I’ve been on the road for 5 minutes and I’m already impressed. So knowing that I’ll be riding it over to Normandy in a few days fills me with excitement; excitement and worry, for the Thruxton R is a racer, not a cruiser, and I’m concerned that the wafer-thin seat and racer positioning is going to cause me serious agony.

Cruising on a Racer

So as I set off for Normandy with the Pots & Pans Motorcycle Club, I’m ready to see what covering over 500 miles on a fully laden Thurxton R is truly like. From motorway cruising and slow ambling, to winding coastal roads and high-speed hairpins, I plan to put this bike through its paces to see how it performs in all situations.

Feel the Journey With This 360 Degree Video (Courtesy of Freddie Haines, Mad Cow Films)

To my surprise, eating mile after mile of motorway asphalt is a relatively pleasant experience. Ok, so it’s never going to be a cruiser, and you’re never going to be in prime comfort, but even with a heavy backpack and a prone riding position, it’s more than manageable. The Thruxton R rolls along at a pleasant speed; it’s a sturdy and untiring ride to Dover.

Once we cross the channel, the first port of call is to hit the winding French roads with full force. I want to know how it handles as a racer, how low it can get in the corners, how rapidly it can accelerate, and, perhaps most importantly, how quickly it will stop.

Fun on Twisting Roads

I pass my backpack to a fellow rider and begin to hurtle along the long, twisting roads with the North Sea to my right and empty barley fields to my left; it’s perfect. And here is where the Thruxton R comes into its own, here is where it shows you what it was built for: fun.

I’m riding at the edge of my seat for the duration, knees almost scraping in the corners and the front end rising endlessly off the road as I twist the throttle. I feel as if I’m racing, as if I’m in my own Moto GP.

Riding the Triumph Thruxton 1200 R
Hugh Francis Anderson rides his Thruxton 1200 R in Central London

It’s at this moment I realise the undeniable success of the Thruxton R. For me, a motorcycle’s true success comes when you no longer feel as if you’re riding anymore, when the only feeling is one of pure, unadulterated excitement and adventure.

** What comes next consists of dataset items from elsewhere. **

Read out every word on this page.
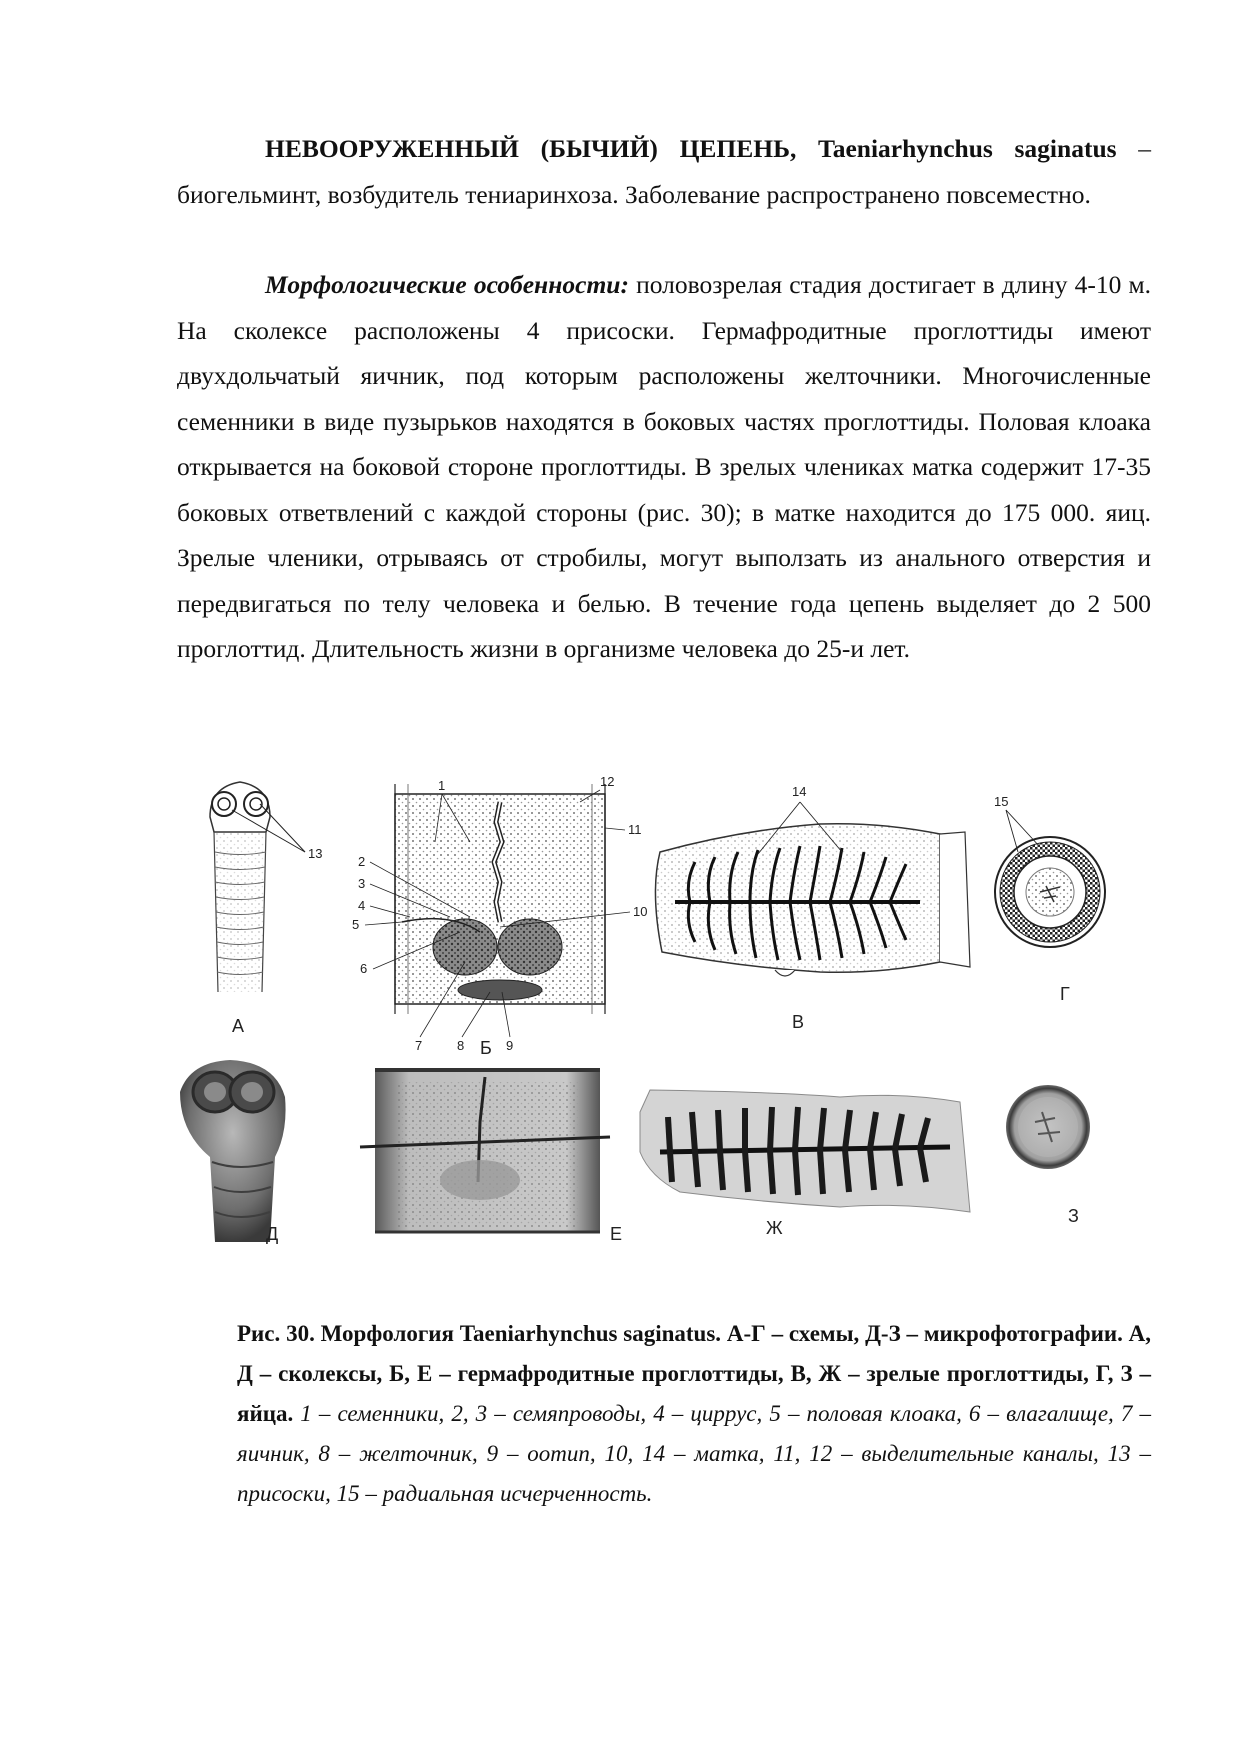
НЕВООРУЖЕННЫЙ (БЫЧИЙ) ЦЕПЕНЬ, Taeniarhynchus saginatus – биогельминт, возбудитель тениаринхоза. Заболевание распространено повсеместно.
Морфологические особенности: половозрелая стадия достигает в длину 4-10 м. На сколексе расположены 4 присоски. Гермафродитные проглоттиды имеют двухдольчатый яичник, под которым расположены желточники. Многочисленные семенники в виде пузырьков находятся в боковых частях проглоттиды. Половая клоака открывается на боковой стороне проглоттиды. В зрелых члениках матка содержит 17-35 боковых ответвлений с каждой стороны (рис. 30); в матке находится до 175 000. яиц. Зрелые членики, отрываясь от стробилы, могут выползать из анального отверстия и передвигаться по телу человека и белью. В течение года цепень выделяет до 2 500 проглоттид. Длительность жизни в организме человека до 25-и лет.
13
А
1
2
3
4
5
6
7	8	9
10
11
12
Б
14
В
15
Г
Д	Е	Ж
З
Рис. 30. Морфология Taeniarhynchus saginatus. А-Г – схемы, Д-З – микрофотографии. А, Д – сколексы, Б, Е – гермафродитные проглоттиды, В, Ж – зрелые проглоттиды, Г, З – яйца. 1 – семенники, 2, 3 – семяпроводы, 4 – циррус, 5 – половая клоака, 6 – влагалище, 7 – яичник, 8 – желточник, 9 – оотип, 10, 14 – матка, 11, 12 – выделительные каналы, 13 – присоски, 15 – радиальная исчерченность.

This is, without doubt, something the Thruxton R offers you by the gallon.

So as we pull into the château for the next two nights, I’m already dreaming about getting back on the road and continuing to propel myself throughout the French landscape with nothing in mind by riding hard and having fun.

I’ve heard people say that the Thruxton R is purely for fun, that anything more than a couple of hours is tiring and uncomfortable, but I couldn’t disagree more. The true test of a motorcycle it to pack it up and hit the open road for a few days, to ride along country roads and motorways, down dirt paths and gravel tracks.

Triumph Delivers a Masterpiece

Only by living on the machine can you truly know how it performs and whether you love it or loathe it. For me, the Thurxton R is the pinnacle of what Triumph is producing at the moment.

It is a motorcycle that has entered a market that’s inundated with café racer inspired machines, such as the BMW R nine T and the Moto Guzzi Griso, and comes out on top.

If you look a short way back into the history books, you’ll see Triumph was the brand that formed the inception of the café racer movement, the bloodline of the 50’s and 60’s rockers, perpetually chasing the magical 100mph on London’s North Circular at the footsteps of the Ace Café. From my viewpoint, the Thuxton R wins every time.